Anduve hasta las escaleras e inicié su descenso. Bajo el puente corría el duro río de piedra de la calle. Por un instante, contemplé las onduladas líneas que formaban los adoquines, como si creyera que la calle fuera agua, como si hubiese creído que el agua de la fuente procedía de allí. De todos modos, me adentré en la calle, camino de Harlem. Apresuré el paso. El ruido rumoroso, hecho de mil voces, se acercaba, hacía vibrar el aire, me envolvía. Llegaba a mí como el ulular del viento, como un lejano rugido que pretendiera decirme algo, comunicarme un mensaje.

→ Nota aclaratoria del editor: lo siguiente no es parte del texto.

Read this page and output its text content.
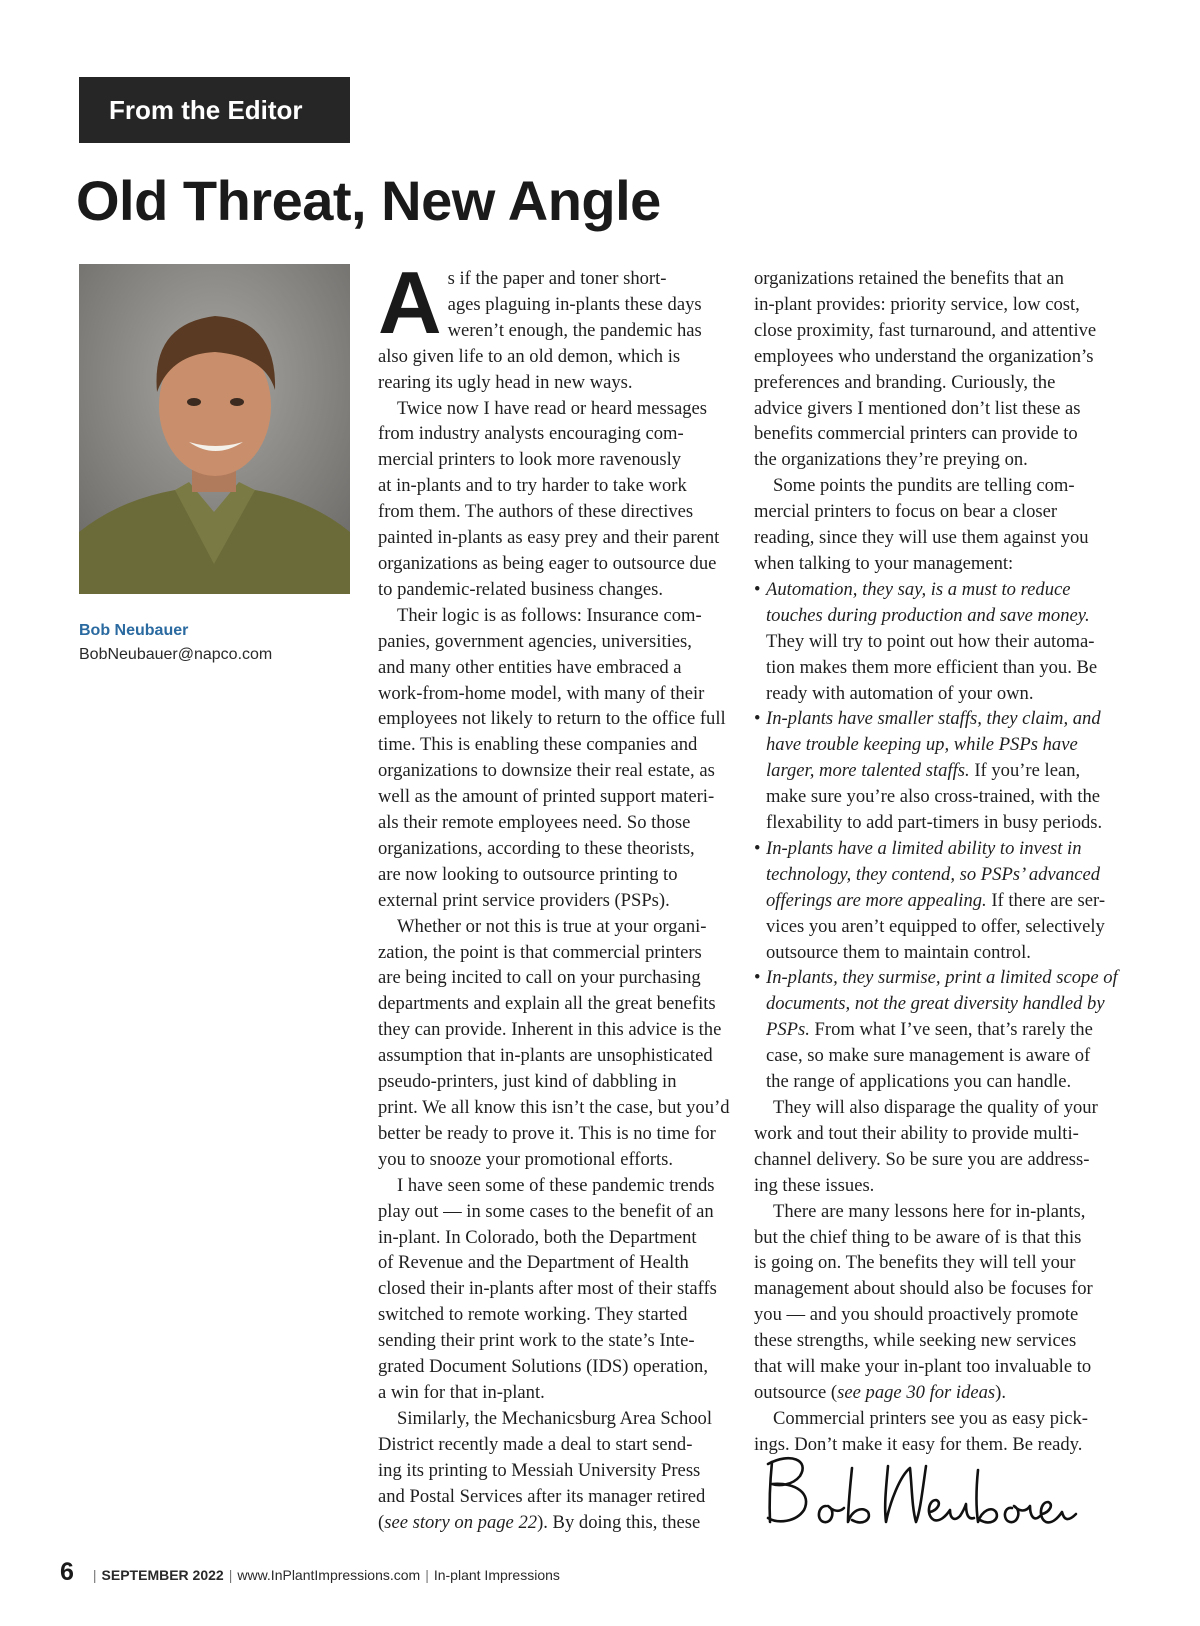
From the Editor
Old Threat, New Angle
Bob Neubauer
BobNeubauer@napco.com
A s if the paper and toner short-
ages plaguing in-plants these days
weren’t enough, the pandemic has
also given life to an old demon, which is
rearing its ugly head in new ways.
Twice now I have read or heard messages
from industry analysts encouraging com-
mercial printers to look more ravenously
at in-plants and to try harder to take work
from them. The authors of these directives
painted in-plants as easy prey and their parent
organizations as being eager to outsource due
to pandemic-related business changes.
Their logic is as follows: Insurance com-
panies, government agencies, universities,
and many other entities have embraced a
work-from-home model, with many of their
employees not likely to return to the office full
time. This is enabling these companies and
organizations to downsize their real estate, as
well as the amount of printed support materi-
als their remote employees need. So those
organizations, according to these theorists,
are now looking to outsource printing to
external print service providers (PSPs).
Whether or not this is true at your organi-
zation, the point is that commercial printers
are being incited to call on your purchasing
departments and explain all the great benefits
they can provide. Inherent in this advice is the
assumption that in-plants are unsophisticated
pseudo-printers, just kind of dabbling in
print. We all know this isn’t the case, but you’d
better be ready to prove it. This is no time for
you to snooze your promotional efforts.
I have seen some of these pandemic trends
play out — in some cases to the benefit of an
in-plant. In Colorado, both the Department
of Revenue and the Department of Health
closed their in-plants after most of their staffs
switched to remote working. They started
sending their print work to the state’s Inte-
grated Document Solutions (IDS) operation,
a win for that in-plant.
Similarly, the Mechanicsburg Area School
District recently made a deal to start send-
ing its printing to Messiah University Press
and Postal Services after its manager retired
(see story on page 22). By doing this, these
organizations retained the benefits that an
in-plant provides: priority service, low cost,
close proximity, fast turnaround, and attentive
employees who understand the organization’s
preferences and branding. Curiously, the
advice givers I mentioned don’t list these as
benefits commercial printers can provide to
the organizations they’re preying on.
Some points the pundits are telling com-
mercial printers to focus on bear a closer
reading, since they will use them against you
when talking to your management:
• Automation, they say, is a must to reduce
touches during production and save money.
They will try to point out how their automa-
tion makes them more efficient than you. Be
ready with automation of your own.
• In-plants have smaller staffs, they claim, and
have trouble keeping up, while PSPs have
larger, more talented staffs. If you’re lean,
make sure you’re also cross-trained, with the
flexability to add part-timers in busy periods.
• In-plants have a limited ability to invest in
technology, they contend, so PSPs’ advanced
offerings are more appealing. If there are ser-
vices you aren’t equipped to offer, selectively
outsource them to maintain control.
• In-plants, they surmise, print a limited scope of
documents, not the great diversity handled by
PSPs. From what I’ve seen, that’s rarely the
case, so make sure management is aware of
the range of applications you can handle.
They will also disparage the quality of your
work and tout their ability to provide multi-
channel delivery. So be sure you are address-
ing these issues.
There are many lessons here for in-plants,
but the chief thing to be aware of is that this
is going on. The benefits they will tell your
management about should also be focuses for
you — and you should proactively promote
these strengths, while seeking new services
that will make your in-plant too invaluable to
outsource (see page 30 for ideas).
Commercial printers see you as easy pick-
ings. Don’t make it easy for them. Be ready.
6 | SEPTEMBER 2022 | www.InPlantImpressions.com | In-plant Impressions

Me detuve y miré alrededor. Las vigas de acero avanzaban rítmicamente hasta perderse en la oscuridad, y luces rojas brillaban sobre los adoquines. Me encontraba bajo el puente. Tuve la impresión de que hubiesen esperado mi paso, el paso de mi persona, única y exclusivamente, de que hubieran consagrado sus vidas tan sólo a mí desde la eternidad. Miré a lo alto, hacia el sonido, mientras en mi mente se formaban imágenes de alas, y, entonces, algo cayó sobre mi rostro y resbaló por la mejilla. El aire maloliente me invadió el olfato, vi el cemento arriba, y algo cayó sobre mi chaqueta y resbaló por la tela. Me protegí la cabeza con la cartera y eché a correr, mientras aquello caía a mi alrededor, como el agua en un chaparrón de verano. Enloquecido, fuera de mí, pensaba: "¡Hasta los pájaros! ¡Hasta los palomos, los gorriones y las malditas gaviotas!". Corrí ciegamente, presa de coraje y humillación, sin dejar de reír a carcajadas, a amargas carcajadas. Huía de los pájaros, pero ignoraba adónde me dirigía. Corrí. ¿Por qué me encontraba en aquel lugar?

Corría en la noche, corría dentro de mí mismo. Corría.